The mask sound generation unit (9) generates one or more mask sound signals (MS.1, MS.2, MS.3, MS.4) based on one or more room impulse responses. Generating one or more transfer functions from a set (3) of a plurality of audio speakers (4.1... 4.n) to a clear audio zone (CSZ) based on one or more room impulse responses; One or more transfer functions from a set (5) of multiple masked speakers (6.1, 6.2... 6.m) to a clear voice zone (CSZ) based on one or more room impulse responses One or more transmissions from a set (3) of multiple audio speakers (4.1 ... 4.n) to an audio masking zone (MSZ) based on one or more room impulse responses that generate Function, and a plurality of mask sound speakers (6.1, .2... 6.m) configured to generate at least one of one or more transfer functions from the set (5) to the masked voice zone (MSZ) The sound reproducing device according to claim 1, wherein the sound reproducing device is a sound reproducing device.

Voice (SP) so that the voice (SP) reproduced based on the received voice signal (SPS) can be understood in the clear voice zone (CSZ) but not in the voice masking zone (MSZ). The playback method of
The voice signal (SPS) is received by the voice processing module (2),
A sound (SP) is reproduced based on one or more sound speaker signals (S.1... Sn) by a set (3) of a plurality of sound speakers (4.1... 4.n). ,
With the set (5) of multiple Uno mask sound speakers (6.1, 6.2... 6.m), based on one or more mask sound speaker signals, the sound in the sound masking zone (MSZ) ( SP) masking sound (MN) is generated,
One or more audio speaker signals (S.1... Sn) are generated based on the audio signal (SPS) by the audio speaker signal generation unit (7) of the audio processing module (2).
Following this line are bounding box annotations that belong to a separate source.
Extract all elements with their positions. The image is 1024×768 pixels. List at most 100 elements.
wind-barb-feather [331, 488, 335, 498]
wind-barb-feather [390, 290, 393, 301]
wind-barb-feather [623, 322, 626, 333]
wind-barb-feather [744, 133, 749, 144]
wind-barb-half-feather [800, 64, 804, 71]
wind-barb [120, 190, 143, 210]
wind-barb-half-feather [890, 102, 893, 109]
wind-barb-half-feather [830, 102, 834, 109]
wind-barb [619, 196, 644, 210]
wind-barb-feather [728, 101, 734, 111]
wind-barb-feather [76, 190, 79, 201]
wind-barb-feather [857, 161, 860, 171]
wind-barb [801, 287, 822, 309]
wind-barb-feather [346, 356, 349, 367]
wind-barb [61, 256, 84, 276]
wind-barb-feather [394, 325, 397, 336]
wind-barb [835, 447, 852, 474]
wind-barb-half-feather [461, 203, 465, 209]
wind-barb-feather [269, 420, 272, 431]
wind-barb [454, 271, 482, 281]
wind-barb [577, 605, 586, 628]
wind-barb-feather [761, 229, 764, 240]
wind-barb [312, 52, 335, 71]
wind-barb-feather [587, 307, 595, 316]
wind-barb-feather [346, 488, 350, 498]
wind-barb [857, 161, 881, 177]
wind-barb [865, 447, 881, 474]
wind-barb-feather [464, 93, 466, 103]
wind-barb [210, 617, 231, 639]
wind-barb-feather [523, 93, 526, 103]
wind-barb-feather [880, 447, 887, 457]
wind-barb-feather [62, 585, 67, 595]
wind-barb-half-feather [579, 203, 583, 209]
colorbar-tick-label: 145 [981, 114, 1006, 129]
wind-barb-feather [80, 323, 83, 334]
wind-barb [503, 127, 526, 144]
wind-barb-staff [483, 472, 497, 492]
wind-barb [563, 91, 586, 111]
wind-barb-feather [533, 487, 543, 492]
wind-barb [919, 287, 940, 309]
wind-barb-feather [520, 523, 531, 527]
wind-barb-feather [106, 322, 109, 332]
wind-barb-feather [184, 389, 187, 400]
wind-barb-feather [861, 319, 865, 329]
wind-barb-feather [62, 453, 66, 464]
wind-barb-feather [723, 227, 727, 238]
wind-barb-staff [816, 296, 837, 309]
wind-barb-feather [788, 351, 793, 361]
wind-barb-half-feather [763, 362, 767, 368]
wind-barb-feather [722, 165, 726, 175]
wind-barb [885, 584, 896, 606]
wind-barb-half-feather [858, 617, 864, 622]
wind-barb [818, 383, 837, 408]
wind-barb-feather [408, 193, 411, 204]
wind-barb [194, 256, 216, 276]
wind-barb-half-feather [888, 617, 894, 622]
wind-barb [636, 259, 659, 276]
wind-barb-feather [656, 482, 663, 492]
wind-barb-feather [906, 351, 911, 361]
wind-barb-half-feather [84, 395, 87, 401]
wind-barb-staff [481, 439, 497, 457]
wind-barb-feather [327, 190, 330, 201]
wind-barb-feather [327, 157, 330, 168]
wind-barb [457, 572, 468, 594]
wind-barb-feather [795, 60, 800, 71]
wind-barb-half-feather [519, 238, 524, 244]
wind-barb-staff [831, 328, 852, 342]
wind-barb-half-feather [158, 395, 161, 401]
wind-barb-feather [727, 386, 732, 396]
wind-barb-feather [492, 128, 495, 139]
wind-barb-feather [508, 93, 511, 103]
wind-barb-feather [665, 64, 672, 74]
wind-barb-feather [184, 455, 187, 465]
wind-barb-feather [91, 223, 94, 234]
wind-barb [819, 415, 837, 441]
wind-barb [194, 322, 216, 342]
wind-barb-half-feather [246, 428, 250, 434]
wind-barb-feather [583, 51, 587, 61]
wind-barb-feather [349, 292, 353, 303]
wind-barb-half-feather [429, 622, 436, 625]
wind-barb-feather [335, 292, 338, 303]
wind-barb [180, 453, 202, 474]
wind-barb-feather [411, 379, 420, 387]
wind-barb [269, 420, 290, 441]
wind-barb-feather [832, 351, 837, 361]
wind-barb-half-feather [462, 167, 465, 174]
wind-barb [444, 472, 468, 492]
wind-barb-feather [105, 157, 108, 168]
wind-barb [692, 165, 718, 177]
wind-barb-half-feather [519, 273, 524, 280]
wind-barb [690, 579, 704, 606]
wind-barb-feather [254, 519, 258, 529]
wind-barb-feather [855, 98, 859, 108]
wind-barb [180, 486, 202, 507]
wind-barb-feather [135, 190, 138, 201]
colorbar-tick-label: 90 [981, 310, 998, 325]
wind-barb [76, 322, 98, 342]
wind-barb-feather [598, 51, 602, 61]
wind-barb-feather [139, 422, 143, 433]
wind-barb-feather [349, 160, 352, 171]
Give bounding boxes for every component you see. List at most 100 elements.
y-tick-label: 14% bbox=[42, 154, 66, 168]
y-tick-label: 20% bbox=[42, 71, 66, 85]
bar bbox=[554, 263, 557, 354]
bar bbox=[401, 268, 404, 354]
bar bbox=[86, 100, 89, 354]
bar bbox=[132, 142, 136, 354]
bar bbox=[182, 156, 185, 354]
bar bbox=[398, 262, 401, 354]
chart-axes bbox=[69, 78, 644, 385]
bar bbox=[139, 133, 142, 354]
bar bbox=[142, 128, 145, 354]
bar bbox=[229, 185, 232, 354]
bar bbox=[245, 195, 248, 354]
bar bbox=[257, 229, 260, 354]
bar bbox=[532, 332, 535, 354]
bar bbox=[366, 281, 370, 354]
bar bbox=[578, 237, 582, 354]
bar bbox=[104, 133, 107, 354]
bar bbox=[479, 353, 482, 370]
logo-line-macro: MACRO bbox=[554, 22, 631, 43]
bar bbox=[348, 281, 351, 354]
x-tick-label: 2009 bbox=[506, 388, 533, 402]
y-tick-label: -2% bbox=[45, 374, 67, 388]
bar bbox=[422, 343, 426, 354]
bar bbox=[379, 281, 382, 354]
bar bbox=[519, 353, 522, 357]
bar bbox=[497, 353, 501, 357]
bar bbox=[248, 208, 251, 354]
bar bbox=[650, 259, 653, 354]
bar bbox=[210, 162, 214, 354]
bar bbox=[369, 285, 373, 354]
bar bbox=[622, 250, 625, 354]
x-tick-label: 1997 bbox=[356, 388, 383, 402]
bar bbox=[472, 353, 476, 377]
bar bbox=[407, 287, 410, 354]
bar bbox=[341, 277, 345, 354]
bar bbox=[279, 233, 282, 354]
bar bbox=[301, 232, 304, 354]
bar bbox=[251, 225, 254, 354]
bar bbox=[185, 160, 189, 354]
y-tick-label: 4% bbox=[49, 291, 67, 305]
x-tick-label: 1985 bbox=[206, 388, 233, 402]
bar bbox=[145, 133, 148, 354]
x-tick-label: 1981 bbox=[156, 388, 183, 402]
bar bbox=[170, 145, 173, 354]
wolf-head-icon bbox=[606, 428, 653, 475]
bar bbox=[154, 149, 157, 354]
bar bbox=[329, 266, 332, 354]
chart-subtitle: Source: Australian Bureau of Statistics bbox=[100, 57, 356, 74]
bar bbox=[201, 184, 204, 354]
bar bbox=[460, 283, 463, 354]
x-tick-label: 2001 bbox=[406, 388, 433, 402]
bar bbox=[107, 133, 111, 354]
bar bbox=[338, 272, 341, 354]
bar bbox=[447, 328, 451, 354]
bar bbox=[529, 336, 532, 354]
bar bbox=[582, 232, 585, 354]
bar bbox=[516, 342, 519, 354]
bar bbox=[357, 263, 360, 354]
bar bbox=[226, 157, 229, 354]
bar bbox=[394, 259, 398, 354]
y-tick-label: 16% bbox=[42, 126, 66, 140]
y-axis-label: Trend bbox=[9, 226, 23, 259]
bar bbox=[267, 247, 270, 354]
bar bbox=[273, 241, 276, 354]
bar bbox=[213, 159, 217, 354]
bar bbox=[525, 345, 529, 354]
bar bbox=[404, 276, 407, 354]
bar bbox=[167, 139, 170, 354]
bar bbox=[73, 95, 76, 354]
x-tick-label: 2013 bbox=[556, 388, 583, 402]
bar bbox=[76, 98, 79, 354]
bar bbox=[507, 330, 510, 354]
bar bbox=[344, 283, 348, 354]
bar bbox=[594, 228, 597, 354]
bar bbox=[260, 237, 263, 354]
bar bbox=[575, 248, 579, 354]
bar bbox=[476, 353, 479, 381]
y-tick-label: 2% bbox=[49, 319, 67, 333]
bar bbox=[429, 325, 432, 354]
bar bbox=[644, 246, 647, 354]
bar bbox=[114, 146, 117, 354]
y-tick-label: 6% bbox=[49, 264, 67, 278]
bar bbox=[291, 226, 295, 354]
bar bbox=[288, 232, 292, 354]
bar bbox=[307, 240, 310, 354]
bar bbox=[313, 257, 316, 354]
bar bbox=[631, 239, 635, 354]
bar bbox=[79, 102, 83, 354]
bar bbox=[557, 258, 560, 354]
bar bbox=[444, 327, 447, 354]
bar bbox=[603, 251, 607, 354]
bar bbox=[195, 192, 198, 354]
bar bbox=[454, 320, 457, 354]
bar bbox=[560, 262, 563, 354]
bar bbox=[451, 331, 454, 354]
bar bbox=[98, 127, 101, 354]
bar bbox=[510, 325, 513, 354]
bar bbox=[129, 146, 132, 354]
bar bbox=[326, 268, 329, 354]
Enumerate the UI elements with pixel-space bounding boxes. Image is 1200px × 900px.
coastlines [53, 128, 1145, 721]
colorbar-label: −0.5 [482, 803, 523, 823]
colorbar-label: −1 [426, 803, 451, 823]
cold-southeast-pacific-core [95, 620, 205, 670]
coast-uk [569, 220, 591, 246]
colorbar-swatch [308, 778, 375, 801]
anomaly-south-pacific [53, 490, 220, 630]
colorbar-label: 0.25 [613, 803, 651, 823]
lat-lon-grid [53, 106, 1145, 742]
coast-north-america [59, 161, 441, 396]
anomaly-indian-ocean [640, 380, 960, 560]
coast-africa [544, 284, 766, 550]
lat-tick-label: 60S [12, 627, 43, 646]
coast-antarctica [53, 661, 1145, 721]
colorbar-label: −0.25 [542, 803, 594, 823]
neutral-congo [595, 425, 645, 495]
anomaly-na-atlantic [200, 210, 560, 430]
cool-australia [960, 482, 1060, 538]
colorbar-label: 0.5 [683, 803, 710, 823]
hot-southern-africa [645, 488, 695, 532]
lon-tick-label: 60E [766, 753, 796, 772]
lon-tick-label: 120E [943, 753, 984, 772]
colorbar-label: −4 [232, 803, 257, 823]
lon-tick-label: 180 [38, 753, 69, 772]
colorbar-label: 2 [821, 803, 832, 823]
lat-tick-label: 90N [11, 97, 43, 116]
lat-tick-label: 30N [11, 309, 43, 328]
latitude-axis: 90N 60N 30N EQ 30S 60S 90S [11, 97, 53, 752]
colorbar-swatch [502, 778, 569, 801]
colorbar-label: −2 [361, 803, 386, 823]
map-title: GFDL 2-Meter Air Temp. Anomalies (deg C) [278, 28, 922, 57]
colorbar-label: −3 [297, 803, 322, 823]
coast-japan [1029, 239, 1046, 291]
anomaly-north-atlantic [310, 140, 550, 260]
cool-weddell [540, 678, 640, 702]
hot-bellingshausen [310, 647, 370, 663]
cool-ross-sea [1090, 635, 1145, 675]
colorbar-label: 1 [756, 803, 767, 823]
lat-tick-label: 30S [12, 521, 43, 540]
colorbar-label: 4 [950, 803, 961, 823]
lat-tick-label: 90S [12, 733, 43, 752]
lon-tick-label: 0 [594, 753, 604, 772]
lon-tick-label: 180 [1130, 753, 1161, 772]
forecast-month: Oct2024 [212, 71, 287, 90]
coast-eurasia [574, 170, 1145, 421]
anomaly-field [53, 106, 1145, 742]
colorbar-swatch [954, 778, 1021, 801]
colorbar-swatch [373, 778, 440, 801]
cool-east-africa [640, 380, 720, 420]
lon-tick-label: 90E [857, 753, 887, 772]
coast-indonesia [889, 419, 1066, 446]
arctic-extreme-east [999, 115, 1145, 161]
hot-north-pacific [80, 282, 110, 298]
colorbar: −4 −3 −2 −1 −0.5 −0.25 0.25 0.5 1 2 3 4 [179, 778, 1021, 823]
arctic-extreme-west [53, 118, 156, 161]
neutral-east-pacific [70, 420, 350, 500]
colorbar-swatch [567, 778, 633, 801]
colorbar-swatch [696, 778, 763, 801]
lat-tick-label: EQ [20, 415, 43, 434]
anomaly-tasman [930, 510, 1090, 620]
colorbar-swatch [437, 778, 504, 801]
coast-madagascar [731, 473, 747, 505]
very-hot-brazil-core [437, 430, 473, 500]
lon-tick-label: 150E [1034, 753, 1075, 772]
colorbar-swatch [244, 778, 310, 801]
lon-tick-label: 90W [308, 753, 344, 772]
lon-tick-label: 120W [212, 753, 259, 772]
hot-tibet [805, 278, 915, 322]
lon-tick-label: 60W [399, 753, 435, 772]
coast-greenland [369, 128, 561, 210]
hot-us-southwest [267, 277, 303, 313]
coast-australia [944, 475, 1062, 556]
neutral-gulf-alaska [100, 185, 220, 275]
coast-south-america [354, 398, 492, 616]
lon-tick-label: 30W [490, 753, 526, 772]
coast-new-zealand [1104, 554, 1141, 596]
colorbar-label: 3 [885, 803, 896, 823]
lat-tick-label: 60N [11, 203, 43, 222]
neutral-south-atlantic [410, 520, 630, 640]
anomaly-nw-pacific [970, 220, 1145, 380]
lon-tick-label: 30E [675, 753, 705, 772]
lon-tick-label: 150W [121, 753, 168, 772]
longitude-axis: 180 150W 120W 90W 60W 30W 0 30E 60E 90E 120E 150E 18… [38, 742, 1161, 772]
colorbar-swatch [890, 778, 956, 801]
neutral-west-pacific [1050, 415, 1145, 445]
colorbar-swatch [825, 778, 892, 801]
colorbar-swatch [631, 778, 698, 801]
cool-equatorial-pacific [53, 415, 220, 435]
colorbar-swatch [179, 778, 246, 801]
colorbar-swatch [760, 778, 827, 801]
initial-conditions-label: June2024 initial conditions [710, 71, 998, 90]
The audio signal analysis module (8) of the audio processing module (2) converts one or more analysis signals (AS) based on at least one of spectral and temporal characteristics of the audio signal (SPS). Generate
One or more mask sound signals (MS.1, MS.2, MS.3) are generated based on the one or more analysis signals (AS) by the mask sound generation unit (9) of the sound processing module (2). , MS.4)
Based on the one or more mask sound signals (MS.1, MS.2, MS.3, MS.4) by the mask sound speaker signal generation unit (10) of the sound processing module (2). A sound (SP) reproduction method characterized by generating the above mask sound speaker signals (M.1, M.2,... M.m).

21. A computer program that executes the method of claim 20 by running on a processor.